Practitioners are encouraged to develop an interest in and commitment to rehabilitation science and orthotic/prosthetic restoration to the fullest extent possible.

In his introduction to a 2002 special issue of the Journal of Head Trauma Rehabilitation focused on neuropsychological technologies, Douglas Chute, PhD, wrote: “The transportability of technology should allow the bridging of research protocols to clinical practice. There is no intrinsic reason why the neuropsychologist or rehabilitation specialist cannot fully engage with the new range of neuropsychological technologies appropriate for their patients in rehabilitation.”9

An understanding of sensory substitution can provide common ground between the clinical orthotist, prosthetist and neuroscientist, and forge a pathway for further communication of ideas and exchange of technologies between these two professions. Practitioners can also benefit from simple and practical methods of helping their clientele regain a more complete and personal image and impression of sensory as well as functional restoration.

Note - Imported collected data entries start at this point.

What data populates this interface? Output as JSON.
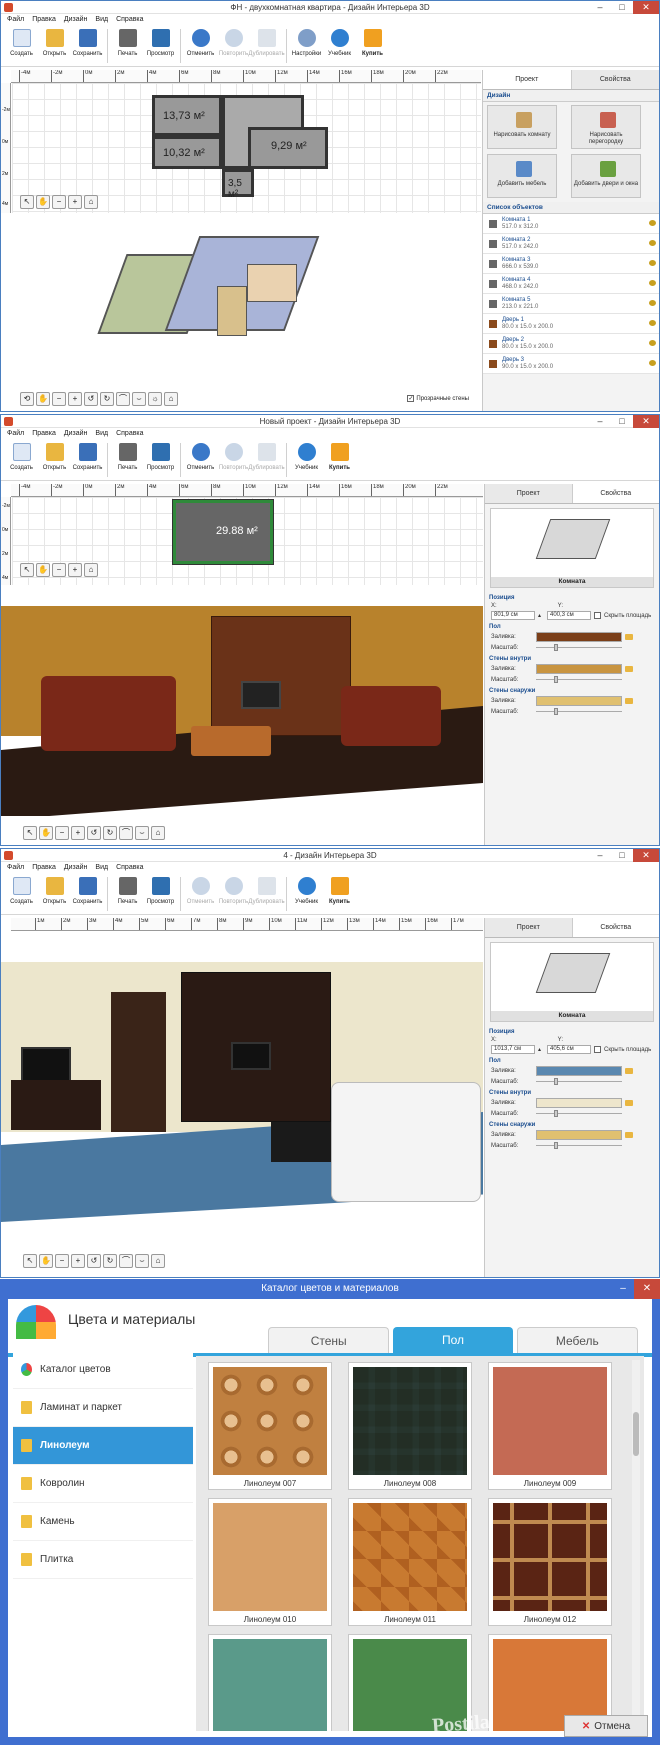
{
  "w1": {
    "title": "ФН - двухкомнатная квартира - Дизайн Интерьера 3D",
    "menu": [
      "Файл",
      "Правка",
      "Дизайн",
      "Вид",
      "Справка"
    ],
    "toolbar": [
      "Создать",
      "Открыть",
      "Сохранить",
      "Печать",
      "Просмотр",
      "Отменить",
      "Повторить",
      "Дублировать",
      "Настройки",
      "Учебник",
      "Купить"
    ],
    "ruler": [
      "-4м",
      "-2м",
      "0м",
      "2м",
      "4м",
      "6м",
      "8м",
      "10м",
      "12м",
      "14м",
      "16м",
      "18м",
      "20м",
      "22м"
    ],
    "vruler": [
      "-2м",
      "0м",
      "2м",
      "4м"
    ],
    "plan": {
      "r1": "13,73 м²",
      "r2": "10,32 м²",
      "r3": "9,29 м²",
      "r4": "3,5 м²"
    },
    "tabs": [
      "Проект",
      "Свойства"
    ],
    "design_head": "Дизайн",
    "design_buttons": [
      "Нарисовать комнату",
      "Нарисовать перегородку",
      "Добавить мебель",
      "Добавить двери и окна"
    ],
    "objects_head": "Список объектов",
    "objects": [
      {
        "n": "Комната 1",
        "s": "517.0 x 312.0"
      },
      {
        "n": "Комната 2",
        "s": "517.0 x 242.0"
      },
      {
        "n": "Комната 3",
        "s": "666.0 x 539.0"
      },
      {
        "n": "Комната 4",
        "s": "468.0 x 242.0"
      },
      {
        "n": "Комната 5",
        "s": "213.0 x 221.0"
      },
      {
        "n": "Дверь 1",
        "s": "80.0 x 15.0 x 200.0"
      },
      {
        "n": "Дверь 2",
        "s": "80.0 x 15.0 x 200.0"
      },
      {
        "n": "Дверь 3",
        "s": "90.0 x 15.0 x 200.0"
      }
    ],
    "transparent": "Прозрачные стены"
  },
  "w2": {
    "title": "Новый проект - Дизайн Интерьера 3D",
    "menu": [
      "Файл",
      "Правка",
      "Дизайн",
      "Вид",
      "Справка"
    ],
    "toolbar": [
      "Создать",
      "Открыть",
      "Сохранить",
      "Печать",
      "Просмотр",
      "Отменить",
      "Повторить",
      "Дублировать",
      "Учебник",
      "Купить"
    ],
    "ruler": [
      "-4м",
      "-2м",
      "0м",
      "2м",
      "4м",
      "6м",
      "8м",
      "10м",
      "12м",
      "14м",
      "16м",
      "18м",
      "20м",
      "22м"
    ],
    "vruler": [
      "-2м",
      "0м",
      "2м",
      "4м"
    ],
    "area": "29.88 м²",
    "tabs": [
      "Проект",
      "Свойства"
    ],
    "obj": "Комната",
    "pos": "Позиция",
    "x_label": "X:",
    "x_val": "801,9 см",
    "y_label": "Y:",
    "y_val": "400,3 см",
    "hide_area": "Скрыть площадь",
    "floor": "Пол",
    "walls_in": "Стены внутри",
    "walls_out": "Стены снаружи",
    "fill": "Заливка:",
    "scale": "Масштаб:"
  },
  "w3": {
    "title": "4 - Дизайн Интерьера 3D",
    "menu": [
      "Файл",
      "Правка",
      "Дизайн",
      "Вид",
      "Справка"
    ],
    "toolbar": [
      "Создать",
      "Открыть",
      "Сохранить",
      "Печать",
      "Просмотр",
      "Отменить",
      "Повторить",
      "Дублировать",
      "Учебник",
      "Купить"
    ],
    "ruler": [
      "1м",
      "2м",
      "3м",
      "4м",
      "5м",
      "6м",
      "7м",
      "8м",
      "9м",
      "10м",
      "11м",
      "12м",
      "13м",
      "14м",
      "15м",
      "16м",
      "17м"
    ],
    "tabs": [
      "Проект",
      "Свойства"
    ],
    "obj": "Комната",
    "pos": "Позиция",
    "x_label": "X:",
    "x_val": "1013,7 см",
    "y_label": "Y:",
    "y_val": "405,6 см",
    "hide_area": "Скрыть площадь",
    "floor": "Пол",
    "walls_in": "Стены внутри",
    "walls_out": "Стены снаружи",
    "fill": "Заливка:",
    "scale": "Масштаб:"
  },
  "w4": {
    "title": "Каталог цветов и материалов",
    "header": "Цвета и материалы",
    "tabs": [
      "Стены",
      "Пол",
      "Мебель"
    ],
    "side": [
      "Каталог цветов",
      "Ламинат и паркет",
      "Линолеум",
      "Ковролин",
      "Камень",
      "Плитка"
    ],
    "tiles": [
      "Линолеум 007",
      "Линолеум 008",
      "Линолеум 009",
      "Линолеум 010",
      "Линолеум 011",
      "Линолеум 012"
    ],
    "cancel": "Отмена",
    "watermark": "Postila"
  }
}
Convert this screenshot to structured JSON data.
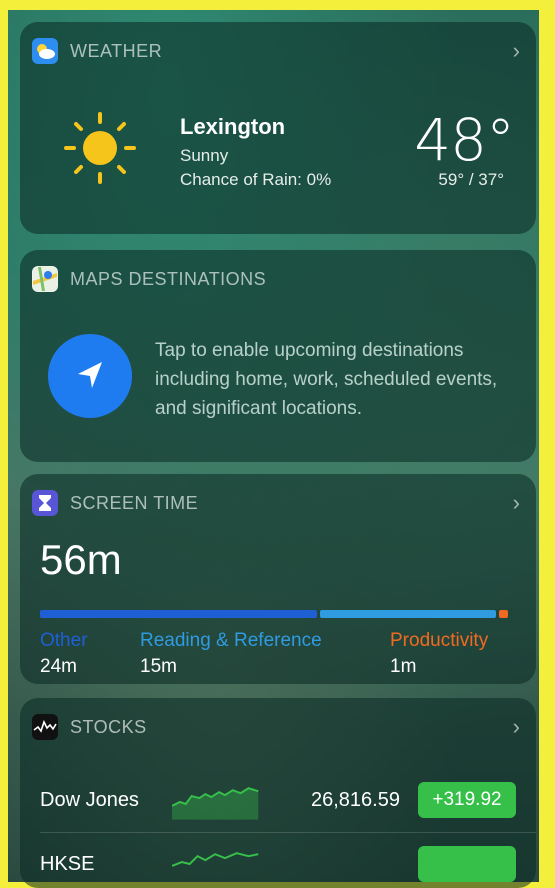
{
  "weather": {
    "title": "WEATHER",
    "city": "Lexington",
    "condition": "Sunny",
    "rain": "Chance of Rain: 0%",
    "temperature": "48°",
    "hilo": "59° / 37°"
  },
  "maps": {
    "title": "MAPS DESTINATIONS",
    "message": "Tap to enable upcoming destinations including home, work, scheduled events, and significant locations."
  },
  "screen_time": {
    "title": "SCREEN TIME",
    "total": "56m",
    "categories": [
      {
        "label": "Other",
        "value": "24m",
        "color": "#1e5fd6",
        "fraction": 0.6
      },
      {
        "label": "Reading & Reference",
        "value": "15m",
        "color": "#2f9be0",
        "fraction": 0.38
      },
      {
        "label": "Productivity",
        "value": "1m",
        "color": "#f26a21",
        "fraction": 0.02
      }
    ]
  },
  "stocks": {
    "title": "STOCKS",
    "rows": [
      {
        "name": "Dow Jones",
        "price": "26,816.59",
        "change": "+319.92"
      },
      {
        "name": "HKSE",
        "price": "",
        "change": ""
      }
    ]
  }
}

Michael Wilson, CPO/LP, is an owner/operator of a prosthetic clinic in Missouri City, TX.

References

1. Merzenich MM. Smart prosthetics. Presented at National Academies Keck Futures Initiative: Smart Prosthetics: Exploring Assistive Devices for the Body & Mind, Irvine, CA, November 2006.

2. Botvinick M, Cohen J. Rubber hands “feel” touch that eyes see. Nature 1998;391(6669):756.

3. Haugland M, Sinkjaer T. Interfacing the body’s own sensing receptors into neural prosthesis devices. Technol Health Care 1999;7(6):393-399.

4. Bach-y-Rita P. Theoretical aspects of sensory substitution and neurotransmission related to spinal cord injury. Spinal Cord 1999;37(7):465-474.

5. Bach-y-Rita P. Brain Mechanism in Sensory Substitution. New York: Academy Press, 1972

6. White BW, Saunders FA, Scadden L, et al. Seeing with the skin. Percept Psychophys 1970;7(1):23-27.

7.  O’Regan JK, Noe A. Acting out our sensory experience. Behav Brain Sci 2001;24(5):1011-1021.

8. Herr HM. Multidisciplinary approaches to limb loss: A chain of events leading to a single step. Presented at Emerging Technologies in Support of the New Freedom Initiative: Promoting Opportunities for People with Disabilities, Washington, DC, October 2004.

9. Chute DL. Neuropsychological technologies in rehabilitation. J Head Trauma Rehabil 2002;17(5):396-377.